Alexandre Magno, César, Osíris, Hórus. Ainda o Gilgamesh
babilônico, o Rei Arthur ou o Sansão traído por Dalila. E tantos
outros heróis de todas as tradições.
O
indivíduo precisa desse esquema como fórmula para encontrar e
afirmar sua personalidade, tanto quanto a sociedade como um todo
necessita estabelecer uma identidade coletiva.
Esses personagens divinos são
representações simbólicas da psique total, entidade maior e mais
ampla que supre o ego da força que lhe falta. [...] é atribuição
essencial do mito heroico desenvolver no individuo a consciência do
ego – o conhecimento de suas próprias forças e fraquezas – de
maneira a deixá-lo preparado para as difíceis tarefas que a vida
lhe há de impor.
Uma vez passado o teste
inicial e entrando o indivíduo na fase da maturidade da sua vida, o
mito do herói perde a relevância. A morte simbólica do herói
assinala a conquista daquela maturidade (JUNG, 1961)3.
Mesmo
que o indivíduo amadureça a tal ponto de descartar as fantasias,
crenças, lendas e mitos, a sociedade em geral precisa cultivar ditas
lendas como suporte pedagógico para seu desenvolvimento psicológico
e político-social.
Acredito
que um dos problemas do Brasil, assim como da maioria dos seus
vizinhos latino-americanos, é a diminuta quantidade de heróis que
os inspire e lhes dê esse suporte subliminar ou subconsciente.
Precisamos
de mais figuras como a de Tiradentes, personificando os valores
básicos para a formação de uma sociedade mais justa. Seu mito é
um símbolo para o profano e um grande ensinamento para os iniciados,
mantendo vivo em nossa memória que desde aquela época um grupo de
homens se reúne para combater o despotismo, os preconceitos e os
erros, para glorificar a Verdade e a Justiça, assim como para
promover o bem-estar da Pátria e da Humanidade, levantando Templos à
Virtude e cavando masmorras ao vício.
E
são esses valores que cultuamos e rememoramos no dia 21 de abril∴
Or∴
de Curitiba, 20 de abril de 2016.
Daniel de Queiroz Barbosa∴
M∴
M∴
Referências:
BALLAROTTI, C. R. A construção do mito de Tiradentes: de
mártir republicano a herói cívico na atualidade.

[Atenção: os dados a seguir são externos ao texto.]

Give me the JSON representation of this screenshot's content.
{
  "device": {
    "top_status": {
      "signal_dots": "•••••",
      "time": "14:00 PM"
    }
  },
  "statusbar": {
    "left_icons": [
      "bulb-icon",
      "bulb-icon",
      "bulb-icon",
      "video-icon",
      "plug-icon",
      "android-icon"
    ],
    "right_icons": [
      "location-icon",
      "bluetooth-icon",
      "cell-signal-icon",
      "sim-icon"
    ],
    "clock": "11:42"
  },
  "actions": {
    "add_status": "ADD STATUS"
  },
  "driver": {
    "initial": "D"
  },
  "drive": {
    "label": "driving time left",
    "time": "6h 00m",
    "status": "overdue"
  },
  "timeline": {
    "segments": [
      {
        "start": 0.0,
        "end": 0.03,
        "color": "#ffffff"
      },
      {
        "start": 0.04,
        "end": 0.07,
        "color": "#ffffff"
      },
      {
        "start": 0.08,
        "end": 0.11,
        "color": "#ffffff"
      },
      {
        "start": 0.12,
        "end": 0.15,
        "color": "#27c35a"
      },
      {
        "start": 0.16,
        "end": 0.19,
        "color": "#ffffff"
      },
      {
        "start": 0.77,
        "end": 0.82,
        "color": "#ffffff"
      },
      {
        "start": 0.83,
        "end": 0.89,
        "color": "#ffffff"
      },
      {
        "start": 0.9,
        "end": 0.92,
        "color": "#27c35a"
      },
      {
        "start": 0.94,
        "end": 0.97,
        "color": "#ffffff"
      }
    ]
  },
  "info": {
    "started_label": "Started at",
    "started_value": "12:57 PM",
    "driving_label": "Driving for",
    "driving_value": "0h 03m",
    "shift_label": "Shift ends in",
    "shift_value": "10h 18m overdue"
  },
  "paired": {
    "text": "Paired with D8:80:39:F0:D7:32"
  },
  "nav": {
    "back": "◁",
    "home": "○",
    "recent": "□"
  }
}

Dissertação (Mestrado em História Social). Universidade Estadual
de Londrina. Londrina. 2009.
BLOG Monarquia Já. Disponível em <http://imperiobrasileiro-rs.blogspot.com/>.
Acesso em 03/04/2016.
Brasil. LEI Nº 4.897, DE 9 DE DEZEMBRO DE 1965. Sítio da Câmara
dos Deputados, em
<http://www2.camara.leg.br/legin/fed/lei/1960-1969/lei-4897-9-dezembro-1965-368995-publicacaooriginal-1-pl.html>. Acesso em 03/04/2016.
FERNANDES, Cláudio. "21 de Abril - Dia de Tiradentes".
Brasil Escola. Disponível em <https://brasilescola.uol.com.br/datas-comemorativas/tiradentes.htm>.
Acesso em 03 de abril de 2016.
GOMES, Laurentino. BLOG Laurentino Gomes. Disponível em <http://www.laurentinogomes.com.br/>.
Acessado em 11/04/2016.
JUNG, C.G. O homem e seus símbolos. 2ª edição especial.
Nova Fronteira, 2008.
2 Joaquim Norberto de Souza Silva, autor de História da Conjuração
Mineira, publicada em 1873.
3 O homem e seus símbolos, cap. 1 – Chegando ao inconsciente.